De acordo com um artigo retirado do secretário de imprensa da Casa Branca, Caroline Leavittnas redes sociais X, O segurança no local da operação disse que estava de serviço e “de repente o sistema de radar disparou sem explicação”.
Em seguida, disse que um drone estava voando em seu lugar e ele não sabia o que fazer, em meio ao barulho dos helicópteros que chegavam à zona de prisão. “Desses helicópteros desceram alguns soldados, mas muito poucos. Talvez vinte homens. Mas esses homens eram muito avançados tecnologicamente. Eles eram como ninguém jamais havia lutado antes.”
As forças de segurança garantiram que o conflito foi rápido e quase inexistente: “Foi um massacre, éramos centenas, mas não tivemos hipótese. Eles estavam atirando com tanta precisão e velocidade… cada soldado parecia disparar 300 tiros por minuto.. “Não podíamos fazer nada.”
Após relembrar o chocante encontro entre os dois exércitos, ele descreve detalhadamente como foi e onde sentiu o impacto da arma: “Houve um tempo em que eles lançavam algo… não sei como descrever… como uma poderosa onda de rádio. De repente, minha cabeça parecia que ia explodir por dentro. Todos nós começamos a sangrar pelo nariz. Alguns vomitaram sangue. Caímos no chão, imóveis“.
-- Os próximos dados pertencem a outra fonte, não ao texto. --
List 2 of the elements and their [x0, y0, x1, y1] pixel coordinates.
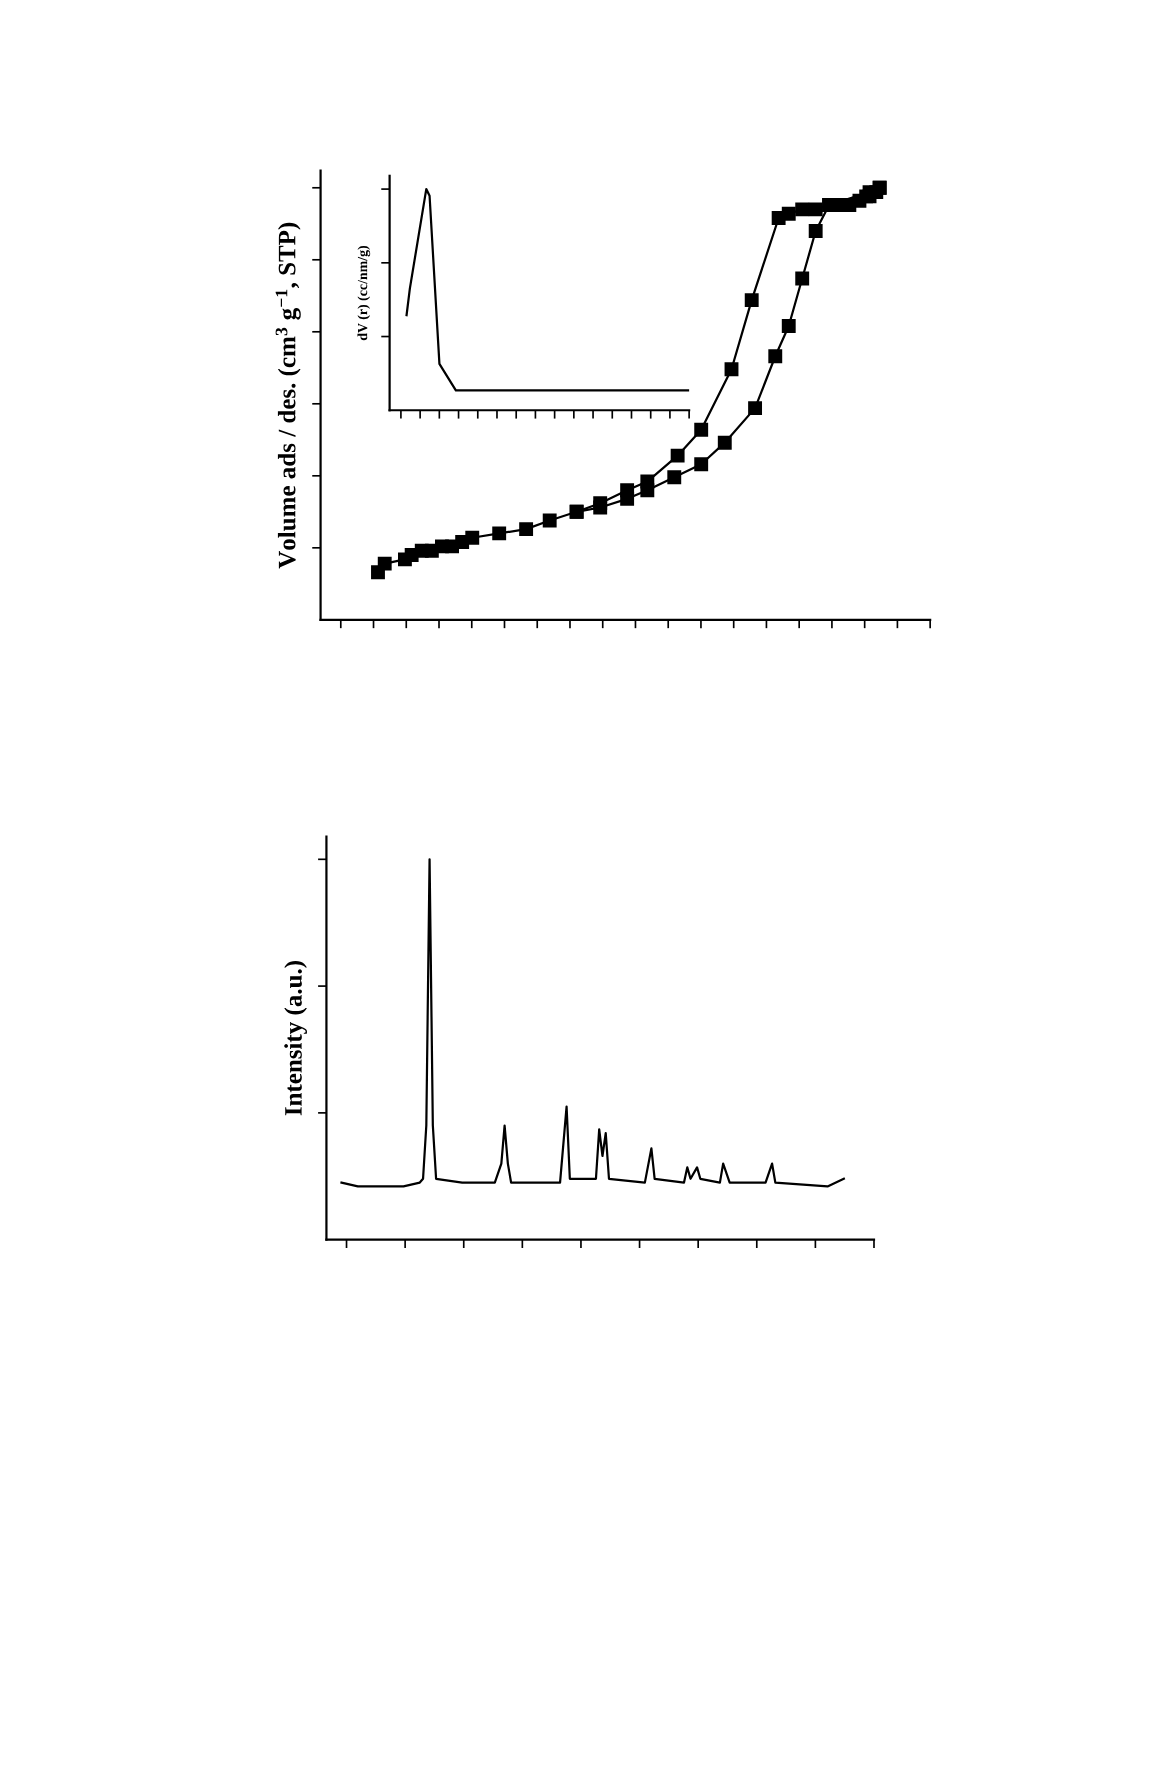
y-axis-title: Intensity (a.u.): [284, 961, 307, 1116]
y-axis-title: Volume ads / des. (cm$^{3}$ g$^{−1}$, STP): [275, 222, 301, 569]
O investigador que prestou o depoimento perguntou-lhe se conseguiram resistir à operação de uma semana atrás e ele respondeu: “Não temos como competir com a tecnologia deles, com as armas deles.
Oficial Leavitt no X Ele acrescentou um comentário citando o depoimento do guarda: “Pare o que você está fazendo e leia isso“A operação, realizada na madrugada de sábado, pôs fim a quase 13 anos de governo de Nicolás Maduro, acusado por Washington de liderar uma rede internacional de tráfico de drogas.
Até agora, a Casa Branca e o Pentágono forneceram informações gerais sobre a instalação, que a descreve como atividades “operacionais” com aliados regionais.
Segundo autoridades norte-americanas, mais de 150 aeronaves participaram da operação – incluindo aeronaves de transporte, caças e helicópteros – destacadas de diversas bases na região. Este destacamento permitiu garantir o espaço aéreo, o transporte militar e a libertação de prisioneiros em território norte-americano em poucas horas, segundo fontes oficiais.
Nicolás Maduro e sua esposa, Cília Florescompareceram na segunda-feira passada perante um tribunal federal de Nova York, onde se declararam inocentes das acusações apresentadas. O Ministério Público acusa-os de cumplicidade no tráfico de droga, branqueamento de capitais e apoio a organização criminosa, num processo que pode levar a décadas de prisão.